Hackers are aware that this means the supply chain is low-hanging fruit for network infiltration – as seen perhaps most infamously in the Target breach, where the company’s HVAC system proved to be the weak link.
“In an ideal world, any company that creates applications should empower developers to code with security best practices in mind throughout the entire software development life cycle (SDLC), and provide proper training and even security certifications,” said Jeannie Warner, security manager at leading application security provider WhiteHat Security, via email. “Every plugin which interacts with a transactional site deserves a security review in the decision process (code vs. buy). Hackers are finding that smaller companies that create useful plugin software are even easier to hack than the main site, due to the lack of rigor often found in smaller development shops without a mature SDLC.”
The chat vector in particular may sound familiar: In April it was revealed that the credit-card information of hundreds of thousands of Best Buy, Delta Air Lines and Sears Holdings customers was compromised thanks to a shared third-party provider, 7.ai, which provided online chat services to collect payment information.

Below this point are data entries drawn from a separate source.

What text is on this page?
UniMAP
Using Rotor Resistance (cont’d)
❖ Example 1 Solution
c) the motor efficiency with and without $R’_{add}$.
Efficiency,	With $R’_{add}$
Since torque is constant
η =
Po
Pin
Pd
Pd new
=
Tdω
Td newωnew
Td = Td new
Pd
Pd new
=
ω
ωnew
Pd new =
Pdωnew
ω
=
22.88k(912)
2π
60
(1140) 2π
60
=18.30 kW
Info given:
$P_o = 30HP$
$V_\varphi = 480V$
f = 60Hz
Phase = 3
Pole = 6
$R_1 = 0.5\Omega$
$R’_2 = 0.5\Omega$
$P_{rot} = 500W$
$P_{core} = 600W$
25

Some researchers aren’t as forgiving of the security breakdown as Takakura. “Fool me once, shame on you. Fool me twice, shame on me,” Pravin Kothari, CEO at CipherCloud, said via email, referring to the 7.ai incident. “Ticketmaster’s website security was compromised by a malware-laden chatbot which they had installed on quite a few of the Ticketmaster websites worldwide. This is deja vu all over again.”
He added, “Lesson learned? Think carefully about installing third-party web services and giving them access to your cloud infrastructure, until your security operations center team has a chance to thoroughly audit their security; and, evaluate the risk of integrating their services with your own critical cloud infrastructure.”
Warner noted that there are best practices that can help clear up the third-party supplier security morass, including getting together with internal stakeholders to agree on acceptable vendor security standards.
“Establish controls that third-party vendors must meet before they can be deployed in the organization,” she advised. “Ask for Attestation letters or other certification reviews before employing plugins on any transactional website.”
Communicating those security standards to vendors and then establishing a timeline for compliance would be next on the to-do list; and form there, processes should be put in place to monitor the security status of third-party vendors at regular intervals.
“Security is a process – but a trusted website partner needs to be as secure as your own internal standards,” she said.